2. “ A Face in the Crowd.” Elia Kazan’s 1957 classic about a populist fraud has proven salient in more elections than one. In arguably his greatest performance, Andy Griffith stars as an Arkansas drifter, Larry “Lonesome” Rhodes, who rises from a small radio station to great heights of national television, only to be brought down by his womanizing and disgust for common people.

3. “ Election.” An ambitious, uber-prepared blonde woman running for president is nearly thwarted by those who innately detest her. No, Reese Witherspoon’s high school president-to-be Tracy Flick isn’t Clinton. But in Alexander Payne’s comic satire, there are some striking similarities between the two.

4. “ All the President’s Men.” The keystrokes are sounded with the oomph of cannon blasts in Alan Pakula’s Fourth Estate classic, with Redford and Dustin Hoffman as Washington Post reporters Bob Woodward and Carl Bernstein. The excellent “Spotlight” drew deserved comparisons to this 1976 film.

5. “ Dr. Strangelove or: How I Learned to Stop Worrying and Love the Bomb.” Who should have their finger on the button? In Stanley Kubrick’s classic farce, not only were the fears of nuclear command and control satirically undressed, so was a war-crazy, sex-obsessed all-male government.

6. “ Bulworth.” Warren Beatty is now returning with his first film as writer-director since this 1998 comedy. Still fresh today, it’s about a disillusioned California senator (Beatty) who, with plans to commit suicide, decides to tell the truth.

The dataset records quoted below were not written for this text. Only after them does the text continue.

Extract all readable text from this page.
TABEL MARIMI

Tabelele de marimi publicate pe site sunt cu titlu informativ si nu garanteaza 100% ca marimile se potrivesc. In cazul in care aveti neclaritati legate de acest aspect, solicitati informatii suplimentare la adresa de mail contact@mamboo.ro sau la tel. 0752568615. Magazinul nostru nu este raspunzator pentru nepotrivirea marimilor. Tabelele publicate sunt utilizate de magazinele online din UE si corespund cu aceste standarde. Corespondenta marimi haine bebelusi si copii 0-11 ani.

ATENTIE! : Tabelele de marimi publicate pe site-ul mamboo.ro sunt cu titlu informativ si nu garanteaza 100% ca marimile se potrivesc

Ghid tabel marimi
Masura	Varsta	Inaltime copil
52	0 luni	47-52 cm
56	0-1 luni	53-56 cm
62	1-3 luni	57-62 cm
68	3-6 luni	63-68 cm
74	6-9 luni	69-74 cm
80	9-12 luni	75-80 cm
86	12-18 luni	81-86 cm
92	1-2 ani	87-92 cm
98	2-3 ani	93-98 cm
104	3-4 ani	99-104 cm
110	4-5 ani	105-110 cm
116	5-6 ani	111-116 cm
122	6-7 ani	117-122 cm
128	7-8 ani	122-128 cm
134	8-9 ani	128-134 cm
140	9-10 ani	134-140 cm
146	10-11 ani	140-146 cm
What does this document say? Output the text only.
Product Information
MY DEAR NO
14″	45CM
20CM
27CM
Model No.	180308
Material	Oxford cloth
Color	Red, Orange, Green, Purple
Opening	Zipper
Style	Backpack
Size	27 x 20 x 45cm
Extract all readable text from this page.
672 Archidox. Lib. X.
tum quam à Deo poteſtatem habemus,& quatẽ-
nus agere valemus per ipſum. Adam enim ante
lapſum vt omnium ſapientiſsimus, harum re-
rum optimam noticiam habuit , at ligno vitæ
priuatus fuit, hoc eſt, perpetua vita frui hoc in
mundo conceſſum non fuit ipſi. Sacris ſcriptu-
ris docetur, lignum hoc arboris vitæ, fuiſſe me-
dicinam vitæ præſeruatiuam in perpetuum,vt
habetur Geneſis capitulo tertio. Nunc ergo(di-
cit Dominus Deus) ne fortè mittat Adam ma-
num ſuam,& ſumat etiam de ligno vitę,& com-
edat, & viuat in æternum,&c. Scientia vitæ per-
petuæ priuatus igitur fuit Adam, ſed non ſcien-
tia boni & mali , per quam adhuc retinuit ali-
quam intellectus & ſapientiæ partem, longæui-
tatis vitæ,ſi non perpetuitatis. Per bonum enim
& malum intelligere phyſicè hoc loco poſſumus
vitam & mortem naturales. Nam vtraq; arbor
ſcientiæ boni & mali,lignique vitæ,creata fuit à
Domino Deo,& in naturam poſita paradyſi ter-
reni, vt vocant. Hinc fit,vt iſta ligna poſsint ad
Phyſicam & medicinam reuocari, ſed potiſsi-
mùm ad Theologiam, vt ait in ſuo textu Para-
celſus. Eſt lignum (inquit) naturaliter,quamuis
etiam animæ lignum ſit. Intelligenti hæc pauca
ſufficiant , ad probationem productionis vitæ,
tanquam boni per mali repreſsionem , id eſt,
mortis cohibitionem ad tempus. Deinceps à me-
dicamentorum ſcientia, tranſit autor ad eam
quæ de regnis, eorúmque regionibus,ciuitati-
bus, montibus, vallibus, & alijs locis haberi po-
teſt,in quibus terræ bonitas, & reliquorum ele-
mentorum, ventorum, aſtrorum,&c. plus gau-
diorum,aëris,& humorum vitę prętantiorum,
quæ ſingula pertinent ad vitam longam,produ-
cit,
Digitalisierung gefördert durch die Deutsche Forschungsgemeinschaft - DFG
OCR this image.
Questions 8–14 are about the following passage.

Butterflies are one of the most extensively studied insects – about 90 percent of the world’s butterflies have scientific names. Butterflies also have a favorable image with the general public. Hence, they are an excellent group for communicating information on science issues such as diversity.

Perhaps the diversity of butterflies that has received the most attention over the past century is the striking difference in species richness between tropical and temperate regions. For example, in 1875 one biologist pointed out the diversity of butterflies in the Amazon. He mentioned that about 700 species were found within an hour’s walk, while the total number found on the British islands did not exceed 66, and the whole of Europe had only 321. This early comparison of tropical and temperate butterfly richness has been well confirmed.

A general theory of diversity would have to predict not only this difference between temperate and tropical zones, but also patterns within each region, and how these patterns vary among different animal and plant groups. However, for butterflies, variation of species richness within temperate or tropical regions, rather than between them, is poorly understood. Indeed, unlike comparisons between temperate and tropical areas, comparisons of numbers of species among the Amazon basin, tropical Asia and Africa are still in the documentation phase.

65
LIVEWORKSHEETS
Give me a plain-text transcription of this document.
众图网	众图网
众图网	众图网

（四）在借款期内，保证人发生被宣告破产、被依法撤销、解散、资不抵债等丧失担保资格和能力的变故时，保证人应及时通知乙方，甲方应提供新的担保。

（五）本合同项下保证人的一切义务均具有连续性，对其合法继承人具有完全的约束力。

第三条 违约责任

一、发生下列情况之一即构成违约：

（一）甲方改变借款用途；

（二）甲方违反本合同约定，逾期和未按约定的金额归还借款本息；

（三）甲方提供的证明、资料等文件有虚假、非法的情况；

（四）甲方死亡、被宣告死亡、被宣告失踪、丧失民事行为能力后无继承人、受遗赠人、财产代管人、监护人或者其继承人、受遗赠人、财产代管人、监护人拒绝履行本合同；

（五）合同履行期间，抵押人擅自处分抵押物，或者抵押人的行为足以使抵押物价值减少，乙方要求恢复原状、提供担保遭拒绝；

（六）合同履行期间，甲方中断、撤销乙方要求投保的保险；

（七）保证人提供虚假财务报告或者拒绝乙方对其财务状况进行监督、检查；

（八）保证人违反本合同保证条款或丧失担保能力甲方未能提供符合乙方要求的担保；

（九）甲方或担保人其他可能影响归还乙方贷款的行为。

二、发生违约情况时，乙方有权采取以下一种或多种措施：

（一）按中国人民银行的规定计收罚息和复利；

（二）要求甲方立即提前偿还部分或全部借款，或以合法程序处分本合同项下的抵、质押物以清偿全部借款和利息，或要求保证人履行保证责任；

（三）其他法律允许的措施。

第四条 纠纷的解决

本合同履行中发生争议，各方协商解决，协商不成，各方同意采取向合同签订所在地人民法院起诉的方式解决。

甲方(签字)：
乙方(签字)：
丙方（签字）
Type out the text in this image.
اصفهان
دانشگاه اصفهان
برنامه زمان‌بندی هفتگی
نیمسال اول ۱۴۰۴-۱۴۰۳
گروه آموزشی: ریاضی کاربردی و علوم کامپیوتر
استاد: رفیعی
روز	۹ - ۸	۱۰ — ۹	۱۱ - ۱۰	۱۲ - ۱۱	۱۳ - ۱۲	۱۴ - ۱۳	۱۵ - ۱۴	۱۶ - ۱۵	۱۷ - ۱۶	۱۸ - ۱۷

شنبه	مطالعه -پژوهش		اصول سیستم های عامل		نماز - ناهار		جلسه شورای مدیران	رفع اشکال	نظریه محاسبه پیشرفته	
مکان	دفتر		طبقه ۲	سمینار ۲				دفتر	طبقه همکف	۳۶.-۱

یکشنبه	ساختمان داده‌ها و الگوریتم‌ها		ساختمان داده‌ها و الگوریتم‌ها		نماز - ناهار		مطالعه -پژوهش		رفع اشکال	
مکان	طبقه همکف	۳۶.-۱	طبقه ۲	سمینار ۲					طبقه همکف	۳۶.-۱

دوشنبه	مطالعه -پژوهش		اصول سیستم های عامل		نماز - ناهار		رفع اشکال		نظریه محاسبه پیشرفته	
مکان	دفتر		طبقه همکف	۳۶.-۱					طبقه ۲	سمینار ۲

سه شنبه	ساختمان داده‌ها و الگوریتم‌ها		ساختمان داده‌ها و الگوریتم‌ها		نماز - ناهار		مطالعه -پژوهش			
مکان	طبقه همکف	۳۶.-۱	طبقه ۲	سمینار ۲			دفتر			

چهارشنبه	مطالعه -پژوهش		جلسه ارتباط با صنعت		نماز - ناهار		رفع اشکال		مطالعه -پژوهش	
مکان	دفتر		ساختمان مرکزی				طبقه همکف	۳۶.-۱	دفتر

7. “ Advise and Consent.” The title, pulled from the clause in the Constitution, refers to the nomination process of Supreme Court judges and other president-appointed positions. Otto Preminger’s dense and dark 1962 film set on Capitol Hill is about a Secretary of State nominee (Henry Fonda) with a hidden past.

8. “ In the Loop.” Before there was “Veep,” there was “In the Loop” (and the equally sharp BBC series “The Thick of It”). No one has pulled back the curtain on politics quite like Armando Iannucci, whose foul-mouthed, aide-surrounded officials sway _ comically, desperately _ with the winds of daily news cycles.

9. “ Lincoln.” The biopic-like title, in a way, distracts from the point of Steven Spielberg’s 2012 drama. No other film has more fully captured the dirty, horse-trading business of the legislative process, in all its colorful and compromising sweep.

10. “ The Man Who Shot Liberty Valance.” There’s perhaps no greater political truth in all of movies than that famous line from John Ford’s 1962 film: “When the legend becomes fact, print the legend.”